Menschen bei uns

»You can. Follow your dreams. Just do it.«

, von Christa Möller

Amin Rahimifard und Jana Glogowski haben ein großes gemeinsames Hobby: Volleyball beim SC Wentorf. FOTO: Christa Möller

Wentorf – Bei Begriffen wie Satz und Punkt denkt Amin Rahimifard nicht an Grammatik. Der 19-jährige Iraner ist leidenschaftlicher Volleyballer und so lernte er auch schnell, was Baggern oder Matchball bedeutet. Schuld hat, gewissermaßen, sein Vater.
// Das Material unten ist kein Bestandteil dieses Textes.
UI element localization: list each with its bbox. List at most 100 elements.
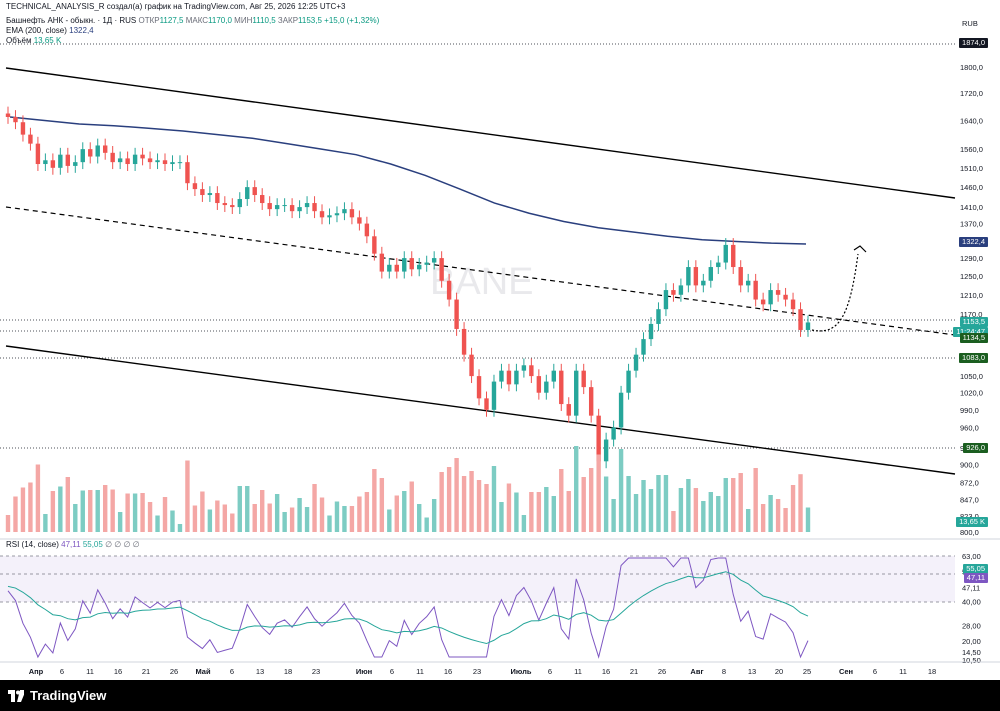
candle-body[interactable]: [394, 264, 399, 272]
candle-body[interactable]: [102, 145, 108, 153]
candle-body[interactable]: [439, 258, 444, 281]
candle-body[interactable]: [596, 415, 601, 462]
candle-body[interactable]: [417, 264, 422, 270]
candle-body[interactable]: [633, 354, 639, 371]
candle-body[interactable]: [364, 223, 370, 237]
candle-body[interactable]: [267, 203, 272, 210]
candle-body[interactable]: [446, 280, 452, 300]
candle-body[interactable]: [723, 244, 728, 263]
candle-body[interactable]: [260, 195, 265, 204]
candle-body[interactable]: [618, 392, 624, 428]
candle-body[interactable]: [170, 162, 175, 165]
candle-body[interactable]: [409, 258, 414, 270]
candle-body[interactable]: [230, 205, 235, 208]
candle-body[interactable]: [357, 217, 362, 224]
candle-body[interactable]: [312, 203, 317, 212]
candle-body[interactable]: [327, 215, 332, 218]
candle-body[interactable]: [125, 158, 130, 165]
candle-body[interactable]: [805, 322, 811, 330]
candle-body[interactable]: [132, 154, 138, 165]
candle-body[interactable]: [155, 160, 160, 163]
candle-body[interactable]: [656, 309, 661, 324]
candle-body[interactable]: [140, 154, 145, 159]
candle-body[interactable]: [574, 370, 579, 416]
candle-body[interactable]: [753, 280, 758, 300]
candle-body[interactable]: [581, 370, 586, 388]
candle-body[interactable]: [185, 162, 190, 184]
candle-body[interactable]: [603, 439, 609, 462]
ema-label[interactable]: EMA (200, close): [6, 26, 67, 35]
candle-body[interactable]: [402, 258, 407, 272]
channel-upper-line[interactable]: [5, 67, 956, 199]
candle-body[interactable]: [798, 309, 803, 330]
rsi-label[interactable]: RSI (14, close): [6, 540, 59, 549]
candle-body[interactable]: [469, 354, 474, 377]
time-axis[interactable]: Апр 6 11 16 21 26 Май 6 13 18 23 Июн 6 11 16 23 Июль 6 11 1…: [29, 667, 936, 676]
candle-body[interactable]: [73, 162, 78, 166]
candle-body[interactable]: [544, 381, 549, 393]
legend-symbol-row[interactable]: Башнефть АНК - обыкн. · 1Д · RUS ОТКР112…: [6, 16, 379, 26]
candle-body[interactable]: [252, 187, 257, 196]
candle-body[interactable]: [95, 145, 100, 157]
tradingview-logo[interactable]: TradingView: [8, 688, 106, 703]
candle-body[interactable]: [745, 280, 751, 286]
candle-body[interactable]: [521, 365, 527, 371]
volume-label[interactable]: Объём: [6, 36, 32, 45]
candle-body[interactable]: [790, 299, 796, 310]
candle-body[interactable]: [536, 376, 542, 393]
candle-body[interactable]: [484, 398, 489, 410]
candle-body[interactable]: [529, 365, 534, 377]
channel-lower-line[interactable]: [5, 345, 956, 475]
rsi-ma-line[interactable]: [7, 571, 809, 645]
candle-body[interactable]: [349, 209, 355, 218]
candle-body[interactable]: [35, 143, 41, 165]
candle-body[interactable]: [626, 370, 631, 393]
candle-body[interactable]: [708, 267, 714, 281]
candle-body[interactable]: [663, 290, 669, 310]
candle-body[interactable]: [110, 152, 115, 163]
candle-body[interactable]: [342, 209, 347, 214]
candle-body[interactable]: [641, 339, 646, 355]
candle-body[interactable]: [162, 160, 168, 165]
candle-body[interactable]: [43, 160, 48, 165]
candle-body[interactable]: [611, 427, 616, 440]
candle-body[interactable]: [117, 158, 123, 163]
candle-body[interactable]: [768, 290, 773, 305]
legend-ema-row[interactable]: EMA (200, close) 1322,4: [6, 26, 379, 36]
candle-body[interactable]: [58, 154, 63, 168]
candle-body[interactable]: [65, 154, 71, 166]
candle-body[interactable]: [476, 376, 482, 399]
candle-body[interactable]: [304, 203, 310, 208]
candle-body[interactable]: [379, 253, 385, 272]
candle-body[interactable]: [207, 193, 213, 196]
candle-body[interactable]: [147, 158, 153, 163]
candle-body[interactable]: [192, 183, 198, 190]
candle-body[interactable]: [319, 211, 325, 218]
candle-body[interactable]: [80, 149, 85, 163]
candle-body[interactable]: [245, 187, 250, 200]
candle-body[interactable]: [461, 328, 467, 355]
candle-body[interactable]: [5, 113, 11, 117]
candle-body[interactable]: [88, 149, 93, 157]
candle-body[interactable]: [237, 199, 242, 208]
candle-body[interactable]: [177, 162, 183, 164]
candle-body[interactable]: [274, 205, 280, 210]
candle-body[interactable]: [372, 236, 377, 254]
candle-body[interactable]: [424, 262, 429, 265]
rsi-line[interactable]: [7, 557, 809, 659]
candle-body[interactable]: [20, 122, 26, 135]
ema-line[interactable]: [9, 116, 807, 245]
candle-body[interactable]: [678, 285, 684, 295]
candle-body[interactable]: [387, 264, 392, 272]
candle-body[interactable]: [775, 290, 781, 295]
candle-body[interactable]: [738, 267, 743, 286]
legend-symbol[interactable]: Башнефть АНК - обыкн. · 1Д · RUS: [6, 16, 137, 25]
projection-path[interactable]: [811, 253, 859, 332]
candle-body[interactable]: [200, 189, 205, 196]
candle-body[interactable]: [760, 299, 766, 305]
candle-body[interactable]: [731, 244, 736, 268]
candle-body[interactable]: [559, 370, 564, 405]
candle-body[interactable]: [282, 205, 287, 207]
candle-body[interactable]: [334, 213, 340, 216]
channel-mid-line[interactable]: [5, 206, 956, 336]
Er hatte dem damals Dreizehnjährigen die Sportart vorgeschlagen, »weil ich so groß bin.«

Dass dies die richtige Entscheidung war, stellte sich schnell heraus: Sein Sohn war mit soviel Engagement dabei, dass er es für eine Saison bis in die Superliga des Iran schaffte. Eine große Rolle dabei spielte sein Trainer, zu dem er auch außerhalb des Sports eine enge Verbindung hatte. Schließlich folgte er ihm auch auf religiösem Gebiet: Er konvertierte, übrigens als einziger in seiner Familie, vom Islam zum Christentum.

Eine folgenschwere Entscheidung, denn das ist dort verboten, Christen werden im Iran verfolgt. Es kam zu Zusammenstößen mit der Polizei, dann verschwand der Trainer – Amin hörte nie wieder von ihm. Im Sommer 2018, ein Jahr nach der Konvertierung, musste der junge Iraner fliehen. Ein halbes Jahr lang war er unterwegs und dabei ganz auf sich allein gestellt, denn die Eltern und die Schwester sind im Iran geblieben.
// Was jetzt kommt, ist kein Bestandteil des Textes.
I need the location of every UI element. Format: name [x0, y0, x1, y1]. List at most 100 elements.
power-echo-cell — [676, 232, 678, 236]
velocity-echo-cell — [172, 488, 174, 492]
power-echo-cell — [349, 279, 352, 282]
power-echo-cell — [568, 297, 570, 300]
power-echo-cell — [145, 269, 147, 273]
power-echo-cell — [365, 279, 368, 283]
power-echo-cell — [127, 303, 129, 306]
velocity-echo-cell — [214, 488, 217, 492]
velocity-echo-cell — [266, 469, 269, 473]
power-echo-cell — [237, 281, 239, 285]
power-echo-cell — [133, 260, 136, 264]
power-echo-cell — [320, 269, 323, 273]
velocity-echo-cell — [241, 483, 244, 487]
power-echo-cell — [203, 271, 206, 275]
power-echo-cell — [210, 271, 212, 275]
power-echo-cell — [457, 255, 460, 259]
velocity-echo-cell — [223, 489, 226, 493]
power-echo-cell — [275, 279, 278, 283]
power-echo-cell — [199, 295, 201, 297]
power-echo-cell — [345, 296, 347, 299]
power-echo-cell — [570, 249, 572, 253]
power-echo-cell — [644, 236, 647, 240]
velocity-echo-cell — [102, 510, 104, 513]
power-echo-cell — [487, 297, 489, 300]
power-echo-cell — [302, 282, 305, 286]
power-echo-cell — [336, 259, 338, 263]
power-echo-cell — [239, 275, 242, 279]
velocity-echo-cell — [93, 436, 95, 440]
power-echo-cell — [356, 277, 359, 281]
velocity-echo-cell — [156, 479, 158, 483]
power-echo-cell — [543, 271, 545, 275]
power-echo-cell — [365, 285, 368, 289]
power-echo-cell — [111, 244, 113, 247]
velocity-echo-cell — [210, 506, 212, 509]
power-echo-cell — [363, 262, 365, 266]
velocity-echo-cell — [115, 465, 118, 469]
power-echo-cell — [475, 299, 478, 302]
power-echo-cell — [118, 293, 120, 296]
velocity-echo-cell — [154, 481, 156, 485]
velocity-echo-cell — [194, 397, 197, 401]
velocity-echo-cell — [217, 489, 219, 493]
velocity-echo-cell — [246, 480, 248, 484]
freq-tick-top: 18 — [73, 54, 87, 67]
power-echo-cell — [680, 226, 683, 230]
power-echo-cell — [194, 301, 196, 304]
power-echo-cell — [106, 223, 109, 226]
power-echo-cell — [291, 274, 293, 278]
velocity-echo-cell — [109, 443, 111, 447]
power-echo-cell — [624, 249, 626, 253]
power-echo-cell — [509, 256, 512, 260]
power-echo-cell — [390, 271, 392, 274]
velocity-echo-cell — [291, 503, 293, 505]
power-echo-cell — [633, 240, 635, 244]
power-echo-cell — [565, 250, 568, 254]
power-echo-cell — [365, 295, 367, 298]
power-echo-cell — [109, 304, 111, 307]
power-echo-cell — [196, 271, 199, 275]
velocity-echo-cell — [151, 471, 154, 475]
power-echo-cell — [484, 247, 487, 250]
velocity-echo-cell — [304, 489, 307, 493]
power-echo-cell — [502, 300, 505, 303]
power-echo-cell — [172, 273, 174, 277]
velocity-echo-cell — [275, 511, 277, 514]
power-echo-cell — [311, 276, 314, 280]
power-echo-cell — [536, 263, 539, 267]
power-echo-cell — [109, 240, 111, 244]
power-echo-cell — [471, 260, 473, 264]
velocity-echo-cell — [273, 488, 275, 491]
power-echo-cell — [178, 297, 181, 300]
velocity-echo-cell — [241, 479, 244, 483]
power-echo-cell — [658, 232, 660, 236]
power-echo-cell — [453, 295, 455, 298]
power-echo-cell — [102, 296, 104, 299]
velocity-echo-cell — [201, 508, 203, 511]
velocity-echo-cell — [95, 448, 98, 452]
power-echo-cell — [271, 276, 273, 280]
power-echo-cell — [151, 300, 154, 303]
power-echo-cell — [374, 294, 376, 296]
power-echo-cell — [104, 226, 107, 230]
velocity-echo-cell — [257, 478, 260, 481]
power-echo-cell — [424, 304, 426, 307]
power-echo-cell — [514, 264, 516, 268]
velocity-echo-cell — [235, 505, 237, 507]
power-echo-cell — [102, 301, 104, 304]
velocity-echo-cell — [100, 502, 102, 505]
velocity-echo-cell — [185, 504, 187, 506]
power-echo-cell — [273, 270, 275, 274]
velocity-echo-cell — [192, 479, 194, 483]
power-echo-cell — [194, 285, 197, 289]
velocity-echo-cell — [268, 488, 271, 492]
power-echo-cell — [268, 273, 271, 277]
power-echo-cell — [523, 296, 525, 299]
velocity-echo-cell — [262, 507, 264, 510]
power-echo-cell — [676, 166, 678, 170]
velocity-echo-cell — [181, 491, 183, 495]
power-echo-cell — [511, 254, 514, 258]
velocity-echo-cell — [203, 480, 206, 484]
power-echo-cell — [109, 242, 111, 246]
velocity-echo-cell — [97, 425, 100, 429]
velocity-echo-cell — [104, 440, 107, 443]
»Über die Türkei bin ich mit einem Lastwagen nach Serbien gefahren, dann mit einem kleinen Boot nach Bosnien. Dann per Auto und zu Fuß nach Ost-Deutschland«, erinnert sich Amin. »Problematisch« sei die Flucht gewesen, erzählt er. Für eine detailiertere Schilderung fehlen ihm buchstäblich die Worte. Schließlich folgten Stationen in Neumünster, Boostedt und Gudow, bevor das Volleyball-Nachwuchstalent im Dezember 2018 in Wentorf ein neues Zuhause fand.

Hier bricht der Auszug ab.